Note that the California Supreme Court did not grant review the first time around. Given this showdown in a published opinion, expect the Supremes to take it up now.
It takes some pluck for a state appellate court to disagree with the U.S. Supreme Court. One can disagree with the reasoning of Viking River. And as it concerns state substantive law, as the Second District notes, “we are not bound by the United States Supreme Court's interpretation of California law.”

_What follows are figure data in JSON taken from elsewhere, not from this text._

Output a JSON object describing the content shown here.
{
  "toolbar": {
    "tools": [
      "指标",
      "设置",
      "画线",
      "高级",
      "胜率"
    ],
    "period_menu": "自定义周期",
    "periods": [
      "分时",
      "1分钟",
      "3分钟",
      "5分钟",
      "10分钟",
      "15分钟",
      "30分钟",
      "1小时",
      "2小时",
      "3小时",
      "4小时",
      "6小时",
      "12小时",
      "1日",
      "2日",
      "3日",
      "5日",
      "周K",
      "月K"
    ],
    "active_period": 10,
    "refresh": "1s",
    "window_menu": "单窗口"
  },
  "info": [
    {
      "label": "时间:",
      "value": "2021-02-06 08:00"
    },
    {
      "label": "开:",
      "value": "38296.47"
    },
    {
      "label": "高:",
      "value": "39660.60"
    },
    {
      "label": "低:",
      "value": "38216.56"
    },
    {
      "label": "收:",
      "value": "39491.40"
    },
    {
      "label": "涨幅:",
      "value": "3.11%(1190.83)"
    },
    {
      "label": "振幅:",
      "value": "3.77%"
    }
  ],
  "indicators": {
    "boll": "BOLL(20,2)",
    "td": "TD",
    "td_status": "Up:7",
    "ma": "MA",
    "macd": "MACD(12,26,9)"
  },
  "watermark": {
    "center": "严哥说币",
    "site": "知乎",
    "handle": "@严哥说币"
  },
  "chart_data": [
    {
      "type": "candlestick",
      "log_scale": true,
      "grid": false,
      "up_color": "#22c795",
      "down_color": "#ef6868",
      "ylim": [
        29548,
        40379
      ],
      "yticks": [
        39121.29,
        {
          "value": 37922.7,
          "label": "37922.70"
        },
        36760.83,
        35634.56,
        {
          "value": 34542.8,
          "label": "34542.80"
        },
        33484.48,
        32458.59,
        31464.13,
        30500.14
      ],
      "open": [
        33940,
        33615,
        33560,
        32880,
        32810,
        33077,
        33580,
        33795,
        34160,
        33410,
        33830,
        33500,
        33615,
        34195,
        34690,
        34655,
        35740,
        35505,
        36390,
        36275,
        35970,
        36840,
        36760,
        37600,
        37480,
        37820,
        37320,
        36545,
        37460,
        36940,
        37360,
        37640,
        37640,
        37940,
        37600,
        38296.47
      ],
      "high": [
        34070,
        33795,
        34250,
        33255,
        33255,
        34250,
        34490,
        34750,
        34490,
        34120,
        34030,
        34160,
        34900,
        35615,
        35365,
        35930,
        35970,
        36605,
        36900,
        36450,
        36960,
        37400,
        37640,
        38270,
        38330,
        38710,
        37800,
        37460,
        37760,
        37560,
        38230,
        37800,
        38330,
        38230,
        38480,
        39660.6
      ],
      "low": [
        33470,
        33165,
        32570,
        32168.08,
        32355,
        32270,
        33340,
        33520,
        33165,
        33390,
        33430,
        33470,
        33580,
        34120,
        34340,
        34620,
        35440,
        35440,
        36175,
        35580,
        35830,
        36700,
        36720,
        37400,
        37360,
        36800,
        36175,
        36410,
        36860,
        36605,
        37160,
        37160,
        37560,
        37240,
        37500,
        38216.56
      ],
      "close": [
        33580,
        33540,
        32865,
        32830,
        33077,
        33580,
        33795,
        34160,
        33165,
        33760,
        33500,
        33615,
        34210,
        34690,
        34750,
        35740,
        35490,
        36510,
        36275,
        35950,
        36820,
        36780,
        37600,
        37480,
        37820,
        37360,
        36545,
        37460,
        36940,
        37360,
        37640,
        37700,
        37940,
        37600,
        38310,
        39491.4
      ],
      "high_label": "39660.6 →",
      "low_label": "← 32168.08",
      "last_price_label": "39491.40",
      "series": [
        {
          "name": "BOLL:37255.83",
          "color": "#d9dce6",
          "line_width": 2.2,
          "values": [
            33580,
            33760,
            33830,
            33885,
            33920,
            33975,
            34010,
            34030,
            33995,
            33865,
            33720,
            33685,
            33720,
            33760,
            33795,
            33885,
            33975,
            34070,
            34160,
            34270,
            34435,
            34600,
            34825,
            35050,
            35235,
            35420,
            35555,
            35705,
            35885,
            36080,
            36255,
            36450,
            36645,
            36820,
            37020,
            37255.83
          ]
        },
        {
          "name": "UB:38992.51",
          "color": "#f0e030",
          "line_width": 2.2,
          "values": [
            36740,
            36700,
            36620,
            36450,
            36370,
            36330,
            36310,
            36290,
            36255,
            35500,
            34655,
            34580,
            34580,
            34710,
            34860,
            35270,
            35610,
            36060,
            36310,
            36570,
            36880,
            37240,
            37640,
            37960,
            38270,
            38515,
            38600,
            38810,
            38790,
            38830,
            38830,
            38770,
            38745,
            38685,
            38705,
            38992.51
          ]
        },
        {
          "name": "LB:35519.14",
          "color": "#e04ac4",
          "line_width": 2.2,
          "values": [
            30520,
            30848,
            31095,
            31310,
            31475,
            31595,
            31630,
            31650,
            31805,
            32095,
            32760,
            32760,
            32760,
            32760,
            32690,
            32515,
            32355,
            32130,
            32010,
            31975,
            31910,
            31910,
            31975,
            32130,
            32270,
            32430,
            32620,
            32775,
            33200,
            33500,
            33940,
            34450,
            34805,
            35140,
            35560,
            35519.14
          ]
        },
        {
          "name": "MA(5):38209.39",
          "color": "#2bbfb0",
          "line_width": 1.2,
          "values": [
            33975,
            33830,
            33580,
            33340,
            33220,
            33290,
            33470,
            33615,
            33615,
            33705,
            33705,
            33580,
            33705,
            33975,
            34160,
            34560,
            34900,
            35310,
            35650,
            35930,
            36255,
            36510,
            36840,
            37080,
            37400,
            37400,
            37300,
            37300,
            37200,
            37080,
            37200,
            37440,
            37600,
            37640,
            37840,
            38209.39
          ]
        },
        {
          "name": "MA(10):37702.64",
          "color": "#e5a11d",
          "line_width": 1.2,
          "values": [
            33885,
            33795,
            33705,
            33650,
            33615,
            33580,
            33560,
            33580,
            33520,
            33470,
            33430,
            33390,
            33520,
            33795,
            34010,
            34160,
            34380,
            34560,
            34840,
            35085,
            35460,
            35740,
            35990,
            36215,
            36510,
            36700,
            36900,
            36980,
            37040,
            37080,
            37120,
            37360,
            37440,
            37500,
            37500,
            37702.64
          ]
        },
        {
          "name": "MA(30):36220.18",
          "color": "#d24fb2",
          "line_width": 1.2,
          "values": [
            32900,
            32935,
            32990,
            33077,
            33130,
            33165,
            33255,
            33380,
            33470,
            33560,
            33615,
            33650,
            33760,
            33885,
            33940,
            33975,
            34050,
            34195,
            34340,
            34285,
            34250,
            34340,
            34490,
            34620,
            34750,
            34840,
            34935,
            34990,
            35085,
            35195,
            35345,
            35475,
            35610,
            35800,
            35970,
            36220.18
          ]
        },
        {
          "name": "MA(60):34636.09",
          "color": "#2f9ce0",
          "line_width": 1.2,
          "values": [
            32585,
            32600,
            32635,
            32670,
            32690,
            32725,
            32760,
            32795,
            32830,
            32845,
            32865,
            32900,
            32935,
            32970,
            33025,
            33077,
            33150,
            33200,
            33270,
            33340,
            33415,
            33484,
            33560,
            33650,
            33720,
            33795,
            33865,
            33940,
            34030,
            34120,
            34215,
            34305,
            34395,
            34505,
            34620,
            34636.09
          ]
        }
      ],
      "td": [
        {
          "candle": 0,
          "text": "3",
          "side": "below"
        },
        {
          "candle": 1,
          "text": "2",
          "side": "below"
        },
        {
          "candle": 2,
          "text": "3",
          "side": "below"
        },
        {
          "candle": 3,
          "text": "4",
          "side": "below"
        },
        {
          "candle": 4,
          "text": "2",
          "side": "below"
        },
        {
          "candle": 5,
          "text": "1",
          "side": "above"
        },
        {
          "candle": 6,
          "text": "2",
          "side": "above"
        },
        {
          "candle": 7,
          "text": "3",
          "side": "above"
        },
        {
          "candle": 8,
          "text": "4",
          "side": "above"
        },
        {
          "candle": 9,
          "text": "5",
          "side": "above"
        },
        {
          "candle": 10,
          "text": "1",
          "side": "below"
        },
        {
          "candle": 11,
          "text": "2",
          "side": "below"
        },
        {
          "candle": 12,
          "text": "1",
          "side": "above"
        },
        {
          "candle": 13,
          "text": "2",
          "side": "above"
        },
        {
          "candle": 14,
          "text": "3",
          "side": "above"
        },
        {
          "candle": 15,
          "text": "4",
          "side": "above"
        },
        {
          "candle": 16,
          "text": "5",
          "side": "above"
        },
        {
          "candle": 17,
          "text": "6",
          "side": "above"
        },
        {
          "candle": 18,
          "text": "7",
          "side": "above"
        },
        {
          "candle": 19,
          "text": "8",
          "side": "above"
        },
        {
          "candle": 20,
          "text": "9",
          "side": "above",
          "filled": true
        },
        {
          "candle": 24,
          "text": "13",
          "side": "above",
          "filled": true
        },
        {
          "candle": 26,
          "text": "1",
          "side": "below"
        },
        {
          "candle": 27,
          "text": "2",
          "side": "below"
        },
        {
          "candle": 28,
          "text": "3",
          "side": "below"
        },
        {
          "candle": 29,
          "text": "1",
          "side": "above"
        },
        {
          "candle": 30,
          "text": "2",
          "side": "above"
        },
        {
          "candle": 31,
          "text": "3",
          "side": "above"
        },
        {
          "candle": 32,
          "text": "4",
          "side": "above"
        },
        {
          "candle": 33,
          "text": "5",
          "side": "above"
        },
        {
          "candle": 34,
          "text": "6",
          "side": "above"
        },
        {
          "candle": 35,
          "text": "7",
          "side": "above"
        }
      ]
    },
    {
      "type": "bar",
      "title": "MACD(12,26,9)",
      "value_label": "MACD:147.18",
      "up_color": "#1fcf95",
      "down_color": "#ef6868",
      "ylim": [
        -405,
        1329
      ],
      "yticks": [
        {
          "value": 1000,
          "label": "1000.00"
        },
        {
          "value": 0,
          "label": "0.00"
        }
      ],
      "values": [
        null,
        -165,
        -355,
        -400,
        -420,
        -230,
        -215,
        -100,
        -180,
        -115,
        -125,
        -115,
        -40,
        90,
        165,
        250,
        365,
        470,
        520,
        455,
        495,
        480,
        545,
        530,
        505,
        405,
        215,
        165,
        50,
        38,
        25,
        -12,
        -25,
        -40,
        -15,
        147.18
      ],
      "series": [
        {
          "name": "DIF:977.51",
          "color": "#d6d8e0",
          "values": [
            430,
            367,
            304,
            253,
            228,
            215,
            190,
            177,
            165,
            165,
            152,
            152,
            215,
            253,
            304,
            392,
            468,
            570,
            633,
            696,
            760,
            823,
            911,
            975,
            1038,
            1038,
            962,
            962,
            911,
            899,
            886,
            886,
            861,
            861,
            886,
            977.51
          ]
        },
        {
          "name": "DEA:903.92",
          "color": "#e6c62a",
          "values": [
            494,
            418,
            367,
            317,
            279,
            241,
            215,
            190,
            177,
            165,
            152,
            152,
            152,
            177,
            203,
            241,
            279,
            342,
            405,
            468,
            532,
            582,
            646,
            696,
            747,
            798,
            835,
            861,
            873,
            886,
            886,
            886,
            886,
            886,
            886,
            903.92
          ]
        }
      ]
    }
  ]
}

But the issue here is one of standing. And standing is, at most, only arguably a question of substantive law. The practical problem is this: If California courts hold that employees have standing to bring representative PAGA claims (even while their individual claims are relegated to arbitration), while the U.S. Supreme Court holds there is no standing, then California courts deciding such claims would no longer be subject to the U.S. Supreme Court. In other words, the U.S. Supreme Court has Marburyed itself out of representative PAGA claims, while California courts, thus far, have not.
Are there other areas of law where state courts operate beyond the scope of U.S. Supreme Court review? Maybe there are. Regardless, putting claims outside the jurisdiction of the U.S. Supreme Court seems significant.